人として、会社のいち従業員としてどうあるべきかを身につけるには、日々の取り組み方や考え方がとても重要になるからです。
この2つを両立させてこそマネジメントとなるのです。
女性目線は必要です
女性管理職の特徴として、仕事に対しても女性目線で物事を見ることができる点が挙げられます。
例えば、従業員の服装の乱れや清潔感、店舗を構える会社であれば店舗の清掃状況など、そこに来るお客様や外部の方目線で自社を客観的に見ることができます。
どのようなことをすれば印象をよくできるのか、反対にどんなことをしてしまうと印象を悪くしてしまうのか。
第一印象の気付きは、男性とは比較にならないほど女性の強みとなります。
また、第一印象だけでなくお客様との会話の中で、相手がどこに関心を持っているのか、どの部分に不快を示しているのかは男性は気付かないことも多いです。
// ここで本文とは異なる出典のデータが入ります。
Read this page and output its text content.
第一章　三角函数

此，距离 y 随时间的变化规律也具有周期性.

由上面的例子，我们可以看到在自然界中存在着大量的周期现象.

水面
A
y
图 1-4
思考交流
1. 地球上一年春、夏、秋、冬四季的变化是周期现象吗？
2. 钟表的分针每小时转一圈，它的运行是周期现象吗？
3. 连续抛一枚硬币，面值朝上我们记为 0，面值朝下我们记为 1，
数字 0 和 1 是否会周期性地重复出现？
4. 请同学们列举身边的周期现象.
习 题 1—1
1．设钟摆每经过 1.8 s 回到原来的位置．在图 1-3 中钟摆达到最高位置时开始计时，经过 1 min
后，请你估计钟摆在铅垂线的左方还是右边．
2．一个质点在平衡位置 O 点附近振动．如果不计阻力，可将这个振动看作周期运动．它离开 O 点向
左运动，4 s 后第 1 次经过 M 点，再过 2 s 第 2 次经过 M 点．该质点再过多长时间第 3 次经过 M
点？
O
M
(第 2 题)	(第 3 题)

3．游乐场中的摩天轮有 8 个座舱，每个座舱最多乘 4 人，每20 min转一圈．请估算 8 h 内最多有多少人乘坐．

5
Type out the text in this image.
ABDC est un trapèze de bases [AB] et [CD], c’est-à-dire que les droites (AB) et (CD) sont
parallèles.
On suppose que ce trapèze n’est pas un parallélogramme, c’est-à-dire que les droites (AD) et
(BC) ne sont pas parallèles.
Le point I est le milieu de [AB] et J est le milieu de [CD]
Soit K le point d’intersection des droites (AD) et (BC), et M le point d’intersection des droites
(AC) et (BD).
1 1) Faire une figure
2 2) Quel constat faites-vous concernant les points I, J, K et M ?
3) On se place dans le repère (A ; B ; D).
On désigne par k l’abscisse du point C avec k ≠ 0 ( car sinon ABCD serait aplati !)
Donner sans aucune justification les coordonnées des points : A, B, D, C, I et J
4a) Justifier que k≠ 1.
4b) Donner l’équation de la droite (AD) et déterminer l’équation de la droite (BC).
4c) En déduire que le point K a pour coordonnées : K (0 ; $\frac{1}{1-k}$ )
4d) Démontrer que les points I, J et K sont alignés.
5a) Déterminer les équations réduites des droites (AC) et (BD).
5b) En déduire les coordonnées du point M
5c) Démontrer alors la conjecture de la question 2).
従業員に対しては鈍感力が必要ですが、お客様に対しては敏感力が必須です。
周囲に対して敏感に反応できる女性のスキルはここでも存分に発揮することができます。
女性だから出来ること
お客様や取引先様などの外部の方だけでなく、従業員にとっても女性管理職の存在は大きいものになります。
女性従業員は特に、人間関係や仕事内容の相談を簡単に男性の上司にすることはできません。
男女による考え方の違い、仕事に対する向き合い方の違いなど理解してくれないと思うことが多いからです。
その点、上司に相談できる同性がいればだいぶ気持ちを楽に持つことができます。
一概には言えませんが、同じ相談内容で同じ回答をもらったとしても、男性の上司と女性の上司では、どちらから言われるかによって受け取り方が変わってしまうこともあり得るのです。
男女の管理職の存在
単純に仕事ができて、人間力も備わっていて、経営者目線で話ができる。
そんな人がいれば管理職として部下を育てて欲しいと思うのは会社としては当然のことです。そこに男女は一切関係がありません。
ただ、管理職が男性だけになってしまうと偏った考え方に陥る可能性は否定できません。
ハード面、ソフト面どちらも必要なように、男性管理者から指導されて成長する部分、女性管理者の気付きから成長する部分、どちらもあって、お互いが補完的な役割になっているからより強固な集団が出来上がるのです。
会社と女性管理職
これからも、男性管理職と同じように女性管理職も必要な時代になっていきます。
会社として強みを伸ばす戦略と同時に、弱みを補う策も考えていかなくてはいけません。
女性管理職が増えていけば、会社にとって弱みだと思っていたことが強みになるかもしれませんし、強みがより強力になってオンリーワンの武器になることも考えられます。
それは、どれだけ良い人材を育て上げることができるかに懸かっています。